Just within this week, I have attended three separate commencement exercises. Just within this week, many of my friends have went home already while some have travelled far going to places they have never been before. The next days would mean a new start. For students, summer vacation is really one of the most awaited time of the year. I could still remember my classmates beginning to have their countdown as early as February anticipating for that day when they they could scream their ’summer is here!’

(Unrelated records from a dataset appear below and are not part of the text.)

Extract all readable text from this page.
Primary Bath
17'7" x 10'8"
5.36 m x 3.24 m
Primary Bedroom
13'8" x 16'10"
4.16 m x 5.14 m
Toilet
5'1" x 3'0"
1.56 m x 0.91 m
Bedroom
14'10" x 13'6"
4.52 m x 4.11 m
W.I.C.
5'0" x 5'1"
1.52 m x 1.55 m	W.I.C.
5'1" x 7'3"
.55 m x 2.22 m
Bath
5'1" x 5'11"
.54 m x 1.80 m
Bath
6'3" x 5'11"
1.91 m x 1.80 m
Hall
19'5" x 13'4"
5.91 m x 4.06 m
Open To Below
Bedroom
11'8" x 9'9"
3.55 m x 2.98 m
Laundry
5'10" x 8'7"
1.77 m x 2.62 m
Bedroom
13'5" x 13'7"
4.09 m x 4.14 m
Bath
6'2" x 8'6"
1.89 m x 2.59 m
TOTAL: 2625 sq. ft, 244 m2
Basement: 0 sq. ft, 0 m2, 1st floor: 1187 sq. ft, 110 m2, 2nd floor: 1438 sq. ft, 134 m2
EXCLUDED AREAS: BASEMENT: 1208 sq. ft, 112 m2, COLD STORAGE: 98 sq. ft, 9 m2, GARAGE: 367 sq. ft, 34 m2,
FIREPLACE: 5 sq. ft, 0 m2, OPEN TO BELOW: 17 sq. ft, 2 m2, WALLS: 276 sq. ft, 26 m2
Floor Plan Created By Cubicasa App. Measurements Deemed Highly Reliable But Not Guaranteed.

Summer reminds me of so many past experiences one of which was when I was lost because I rode the wrong jeepney. I found my way home but I was changed with what I saw while our trip was going on. When I saw a kid, perhaps eight or nine-year old helping his father clearing-up the sugarcane plantation under the blazing sun, I was transformed into a different person. When my eyes glanced towards the direction of a bare-footed mother carrying a baby and a sack of their belongings, I bowed down my head in the thought that they haven’t stopped walking even at once. We were both lost but there’s a big difference. I know I am leading to somewhere. I only have to find it again while she may not even know where she and her baby were going at all. The ride continued only to bring me more tragedy. In the intercession, there was traffic and a man screaming at the top of his voice as if he got all the authority. He was driving a van. Next to the van was a trisikad and an old man, which appears to be more than 65. I don’t know what the whole story was, but upon seeing the worried face of the old man picking up the scattered grains of uncooked rice in the high-way with his calloused hands, the thin plastic bag torn apart, the sympathetic atmosphere created by the passengers like me, the irritated look of the man in the van who seems to be in a hurry and the series of the deafening sound of horns from the lined-up vehicles, I don’t need to witness everything in the scene. It was enough. I examined the old man and heard him whisper in dialect, “Now, my grandchildren had nothing to eat. Tonight will be just another night that they should sleep early to escape the call of their stomachs.” In my mind, it wasn’t fair…Then I opened my pocket and asked myself how much it cost now to buy a kilo of rice and I realized it wasn’t enough. And so I cried. And the jeepney went on.My fellow passengers expressed their emotions too…As the road way back gets clearer and clearer, my thoughts go with it, too. What if it’s summer and it rained? Will it still be summer? My one ride in that wrong jeepney revealed to me some of the sad realities in life…
Now, it’s summer. It’s a time when kids living in farms and mountains would spend extra time under the rain or sun helping their father. It’s a time when a person who has been busy for a long time can pose for a while to get life and drop by in the church. It’s a time for students to prepare themselves for another journey to begin or for some face the consequences of not attending their classes before. It’s a time to showcase the creativity of Filipinos when it comes to summer businesses and fashionable summer accessories…It’s my time to be useful just like any other seasons of our lifetime. It’s time to evaluate and to learn practically. Summer, summer, summer. Thank God for Summer!
Summer does not mean it won’t rain but still, summer makes us thirst for something, and perhaps, someone too…
This summer vacation, may we not forget the value of spending time with our family and above all with God despite so many choices and alternatives this world presents before us. May we all experience justice and love. May we all find wonderful moments to reflect and contemplate too so that we will grow and enjoy more…If we have started spending our summer productively, then individually, we will be knowing what others have done. I would then know what you did last summer…
Have a great summer vacation! God Bless us all…
(Above's post was first posted on April 23, 2009 with the title, 'I Know What You Did Last Summer' in my Friendster Blog, "Going Home to My Heart".)